So, how will Featured prevent bad actors from gaming the system?

At Featured, we’ve built a multi-layered approach to expert vetting — combining AI signals (like content originality, AI headshot detection, and behavioral patterns) with human review, LinkedIn verification, and community reporting. For HARO, we’ll carry those safeguards over and expand them further.

If an expert misrepresents their credentials, relies on AI-generated pitches, or submits irrelevant, low-effort responses, they’ll be banned. Journalists will also have built-in tools to flag spammers or unhelpful responses, ensuring tighter quality control with every query.

Still, we acknowledge the complexity of maintaining quality in today’s fast-paced editorial environments.

The best guardrail is encouraging journalists to verify the source before featuring them — but that’s hard in a ‘do more with less’ world. The only way to truly combat AI fakery is through shared responsibility: the platform, the journalist, and the source each have a role to play.

What’s Next for HARO?

HARO will remain free for both journalists and sources, supported by newsletter sponsorships.
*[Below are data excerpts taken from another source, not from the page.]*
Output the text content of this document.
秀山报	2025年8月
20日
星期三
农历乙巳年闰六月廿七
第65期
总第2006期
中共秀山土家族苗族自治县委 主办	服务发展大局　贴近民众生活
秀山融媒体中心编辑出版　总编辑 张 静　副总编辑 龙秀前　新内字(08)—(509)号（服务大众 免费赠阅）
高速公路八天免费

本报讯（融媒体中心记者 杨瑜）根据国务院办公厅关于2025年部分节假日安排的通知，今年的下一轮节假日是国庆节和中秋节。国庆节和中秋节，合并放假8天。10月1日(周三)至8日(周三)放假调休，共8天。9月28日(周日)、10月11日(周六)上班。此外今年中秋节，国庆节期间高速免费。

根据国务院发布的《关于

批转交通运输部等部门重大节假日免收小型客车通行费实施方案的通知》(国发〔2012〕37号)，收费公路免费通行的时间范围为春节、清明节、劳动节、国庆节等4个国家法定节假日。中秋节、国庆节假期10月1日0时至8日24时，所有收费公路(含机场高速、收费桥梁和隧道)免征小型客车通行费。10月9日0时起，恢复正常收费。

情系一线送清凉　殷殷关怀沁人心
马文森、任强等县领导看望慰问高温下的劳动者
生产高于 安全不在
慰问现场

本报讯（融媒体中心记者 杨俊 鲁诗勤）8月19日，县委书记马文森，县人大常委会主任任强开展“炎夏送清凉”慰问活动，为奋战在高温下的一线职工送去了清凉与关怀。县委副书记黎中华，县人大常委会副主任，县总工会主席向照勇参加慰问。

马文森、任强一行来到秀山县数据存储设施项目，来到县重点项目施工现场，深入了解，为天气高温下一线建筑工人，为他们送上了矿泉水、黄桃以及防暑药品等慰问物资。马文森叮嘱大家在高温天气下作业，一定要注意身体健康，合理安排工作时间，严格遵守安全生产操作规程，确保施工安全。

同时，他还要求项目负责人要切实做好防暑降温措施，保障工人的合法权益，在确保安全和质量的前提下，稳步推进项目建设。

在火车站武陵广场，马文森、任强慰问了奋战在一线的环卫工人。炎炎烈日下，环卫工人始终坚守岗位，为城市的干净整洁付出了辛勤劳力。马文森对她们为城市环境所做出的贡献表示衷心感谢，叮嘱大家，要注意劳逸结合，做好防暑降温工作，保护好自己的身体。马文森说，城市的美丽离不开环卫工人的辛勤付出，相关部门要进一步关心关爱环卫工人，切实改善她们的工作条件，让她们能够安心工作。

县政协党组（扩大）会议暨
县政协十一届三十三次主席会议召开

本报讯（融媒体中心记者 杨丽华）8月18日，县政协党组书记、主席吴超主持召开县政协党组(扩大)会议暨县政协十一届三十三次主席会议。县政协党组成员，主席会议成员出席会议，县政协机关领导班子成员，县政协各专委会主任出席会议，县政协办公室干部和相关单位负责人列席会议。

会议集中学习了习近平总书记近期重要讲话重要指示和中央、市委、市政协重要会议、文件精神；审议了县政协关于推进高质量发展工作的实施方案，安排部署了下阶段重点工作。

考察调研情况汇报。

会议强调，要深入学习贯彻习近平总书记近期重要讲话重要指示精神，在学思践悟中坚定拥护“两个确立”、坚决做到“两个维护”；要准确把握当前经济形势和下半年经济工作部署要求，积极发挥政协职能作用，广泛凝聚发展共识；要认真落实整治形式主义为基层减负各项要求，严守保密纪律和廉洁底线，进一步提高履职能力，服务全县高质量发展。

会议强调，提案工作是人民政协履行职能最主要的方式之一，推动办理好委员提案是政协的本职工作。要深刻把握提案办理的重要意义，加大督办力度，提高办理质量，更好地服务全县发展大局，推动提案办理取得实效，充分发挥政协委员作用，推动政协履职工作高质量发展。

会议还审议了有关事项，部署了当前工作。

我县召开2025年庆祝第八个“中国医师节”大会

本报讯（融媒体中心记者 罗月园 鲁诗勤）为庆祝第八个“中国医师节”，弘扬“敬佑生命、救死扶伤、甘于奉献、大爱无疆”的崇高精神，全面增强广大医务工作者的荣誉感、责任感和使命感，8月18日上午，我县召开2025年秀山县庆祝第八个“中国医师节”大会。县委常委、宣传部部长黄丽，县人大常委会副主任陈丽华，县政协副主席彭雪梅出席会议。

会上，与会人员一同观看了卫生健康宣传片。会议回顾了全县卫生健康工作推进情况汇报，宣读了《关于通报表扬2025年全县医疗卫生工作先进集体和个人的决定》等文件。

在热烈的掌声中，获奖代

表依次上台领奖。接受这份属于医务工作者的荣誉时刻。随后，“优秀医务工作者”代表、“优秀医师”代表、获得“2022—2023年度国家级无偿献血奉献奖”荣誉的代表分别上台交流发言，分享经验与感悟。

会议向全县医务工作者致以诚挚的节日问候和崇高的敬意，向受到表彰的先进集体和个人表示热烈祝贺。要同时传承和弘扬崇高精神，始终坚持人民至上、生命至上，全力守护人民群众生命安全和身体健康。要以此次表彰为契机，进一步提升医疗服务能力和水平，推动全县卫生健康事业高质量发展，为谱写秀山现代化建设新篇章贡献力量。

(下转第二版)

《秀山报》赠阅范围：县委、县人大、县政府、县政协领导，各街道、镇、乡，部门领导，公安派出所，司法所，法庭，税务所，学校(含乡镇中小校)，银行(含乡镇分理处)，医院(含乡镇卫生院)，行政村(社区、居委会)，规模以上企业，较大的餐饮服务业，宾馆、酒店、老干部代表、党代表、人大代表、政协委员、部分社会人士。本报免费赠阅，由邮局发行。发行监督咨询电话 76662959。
The original format — journalists submitting questions, and experts replying directly via email — will remain intact, with modern enhancements to make the process faster and more secure.

Those interested in early access can sign up at www.helpareporter.com.

The acquisition is backed by Great North Ventures, a firm known for investing in community-driven platforms.

“This investment reflects our belief in platforms that create trusted, expert-driven content,” said Rob Weber, Managing Partner at Great North Ventures. “We’re excited to support Featured in bringing HARO back.”

With this acquisition, Featured doubles down on its mission to unlock human knowledge and make it more accessible to the media — all while defending journalism from the growing wave of AI impersonation.

Building for the Future of Media

The revival of HARO is just one part of Featured’s broader strategy to support the evolving needs of journalists and content creators. As media teams shrink and deadlines tighten, Featured is investing in tools that make it easier to surface credible insights quickly — including smarter matching algorithms, expert directories, and AI-assisted workflows that enhance, rather than replace, human contribution. The goal: a future where technology supports transparency and trust, not misinformation.